Did you know that mosquitos are the most deadly animals? According to the World Health Organization, mosquito bites kill more than 1 million people every year! Now there’s a problem that needs bioremediation!
. . . and Moving into History . . . and Math ?!
Beyond typical science topics, other subjects can be found moving into the lab too. History comes in thanks to Bob’s other interest, America’s past!
A beekeeper for nearly a decade now, Bob has access to plenty of beeswax. Because of this, classes offered in the lab have even included candle making. This early American pursuit was practiced by none other than the father of Benjamin Franklin (4-#47, Complete-#69)!
This fun fact is revealed in Russell Freedman’s 96-page book, Becoming Ben Franklin: How a Candle-Maker’s Son Helped Light the Flame of Liberty (1170L). Extend your discussion of Franklin beyond his role in history, and mix in some math as well. Franklin was not only famous for being a writer, statesman, and scientist; he was a creative mathematician too!
In fact, one of his creations (the magic square), has columns and rows of numbers resulting in the same sum when added together.

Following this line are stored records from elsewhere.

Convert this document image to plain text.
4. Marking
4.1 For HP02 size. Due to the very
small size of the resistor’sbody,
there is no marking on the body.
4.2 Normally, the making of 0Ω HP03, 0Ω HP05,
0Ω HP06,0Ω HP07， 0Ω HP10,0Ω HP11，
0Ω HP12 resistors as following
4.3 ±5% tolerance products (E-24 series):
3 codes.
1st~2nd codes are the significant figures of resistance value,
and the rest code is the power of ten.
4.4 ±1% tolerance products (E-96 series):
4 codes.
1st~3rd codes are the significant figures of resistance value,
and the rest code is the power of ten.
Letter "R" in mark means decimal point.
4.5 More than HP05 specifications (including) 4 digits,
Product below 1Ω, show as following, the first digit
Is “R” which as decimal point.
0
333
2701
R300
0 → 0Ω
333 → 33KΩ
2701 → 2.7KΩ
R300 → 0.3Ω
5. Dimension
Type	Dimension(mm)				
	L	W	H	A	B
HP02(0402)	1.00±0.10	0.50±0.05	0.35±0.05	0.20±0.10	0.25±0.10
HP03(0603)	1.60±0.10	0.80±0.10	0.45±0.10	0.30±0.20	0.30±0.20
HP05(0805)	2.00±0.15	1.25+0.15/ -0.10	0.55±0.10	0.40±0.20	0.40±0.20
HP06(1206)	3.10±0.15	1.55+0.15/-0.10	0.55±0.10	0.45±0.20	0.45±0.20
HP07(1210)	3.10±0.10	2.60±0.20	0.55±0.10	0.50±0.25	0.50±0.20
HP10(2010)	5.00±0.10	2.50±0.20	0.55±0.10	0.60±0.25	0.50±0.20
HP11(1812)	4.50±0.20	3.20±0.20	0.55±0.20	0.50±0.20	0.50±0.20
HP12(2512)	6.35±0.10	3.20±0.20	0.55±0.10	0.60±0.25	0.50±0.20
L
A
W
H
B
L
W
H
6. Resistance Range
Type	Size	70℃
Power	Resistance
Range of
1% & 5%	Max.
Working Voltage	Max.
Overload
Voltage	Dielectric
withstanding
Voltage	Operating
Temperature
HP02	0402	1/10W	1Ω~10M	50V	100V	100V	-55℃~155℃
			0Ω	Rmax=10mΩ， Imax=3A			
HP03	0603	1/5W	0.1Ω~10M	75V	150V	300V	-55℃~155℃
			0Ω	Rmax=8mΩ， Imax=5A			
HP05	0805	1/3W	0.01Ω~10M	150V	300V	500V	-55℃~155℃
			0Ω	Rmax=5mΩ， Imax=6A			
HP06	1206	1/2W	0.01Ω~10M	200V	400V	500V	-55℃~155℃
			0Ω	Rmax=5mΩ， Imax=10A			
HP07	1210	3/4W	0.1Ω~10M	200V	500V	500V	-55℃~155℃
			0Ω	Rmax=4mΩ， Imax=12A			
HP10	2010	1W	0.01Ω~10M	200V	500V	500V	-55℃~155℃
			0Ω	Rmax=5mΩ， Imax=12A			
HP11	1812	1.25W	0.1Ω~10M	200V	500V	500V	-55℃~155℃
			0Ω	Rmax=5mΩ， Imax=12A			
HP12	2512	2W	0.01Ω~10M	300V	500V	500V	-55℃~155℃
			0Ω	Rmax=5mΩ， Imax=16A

Lead your students on some mathematical explorations with something they can solve! Activities abound to support you in your efforts!
Connecting Curricular Areas
The study of the natural world can be seen moving into other curricular areas, open up new ideas to investigate, and enhance student learning! In this case, Bob’s interests and experience manage to connect STEM subjects, like science and math, with social studies. And that’s just one example!